The Community Church of East Williston has a new permanent pastor after a two-year search.

The Rev. Marcus Tillery led his first sermon on July 3 at the interdenominational Protestant church on East Williston Avenue. This is his first pastoral job since his graduation in May from Princeton Theological Seminary in Princeton, New Jersey.

Tillery, 57, replaces the Rev. Dan Fritz, another Princeton graduate who served as interim pastor for nearly two years.
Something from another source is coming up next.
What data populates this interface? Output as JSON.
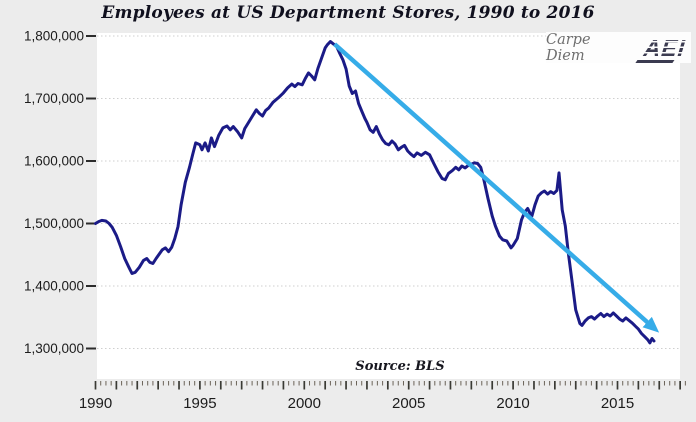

Fritz helped recruit Tillery from the seminary earlier this year.

Tillery is working to learn how the church intersects with the broader community as he meets with church members and other local organizations, he said.

“The idea that we step outside of the church into the community, and to understand the role that each of the members see in terms of their church life and how it relates to their community life, is perhaps what’s most important for me,” Tillery said.

A 12-person search committee reviewed at least 200 resumes and interviewed 10 candidates before unanimously choosing Tillery, said Mark Danielson, the chair of the church’s Board of Elders.

Tillery is the church’s first permanent pastor since the Rev. Forrest Parkinson, who served from 2008 until he resigned in 2012 amid a dispute within the congregation over his pastoral style.

Fritz was one of three interim pastors who provided strong leadership to keep the church community stable after Parkinson’s departure, Danielson said.

The committee was drawn to Tillery’s interdenominational background and engaging personality, Danielson said, which he thinks will attract some congregants who have not been as present in the church.

About 70 people have attended all of Tillery’s services so far, more than usual for mid-summer, Danielson said. The church has about 125 active members.

“People that hear him keep coming because he’s such a dynamic minister,” Danielson said.

East Williston is a change of scenery for Tillery, who grew up in Tillery, North Carolina, a small, rural town in the eastern part of the state.

He graduated from North Carolina A&T University in Greensboro and went on to teach plastics engineering and serve as an administrator at four different colleges.

Tillery grew up in National Baptist Convention churches and was first licensed to preach in 2001 at the Haw River Missionary Baptist Church in Pittsboro, North Carolina, while he was working at his alma mater.

The Community Church’s “interdenominational focus” is something Tillery welcomes, he said. He entered Princeton, a Presbyterian seminary, in 2014, interned at the interdenominational Riverside Church in Manhattan and also served as an interim pastor at two Presbyterian churches, he said.

Since taking over the pulpit at the Community Church, Tillery has been meeting with local elected officials, church members and other community leaders, he said. He introduced himself to residents at Monday’s East Williston village Board of Trustees meeting.

Such meetings will help Tillery develop a “strategic vision” for the church as he gets to know the community better, he said.

Tillery’s goal is “understanding where they’re headed, what their vision is for the community and then navigating our space within that,” he said.

The Community Church holds weekly services at 10 a.m. each Sunday at 45 East Williston Ave.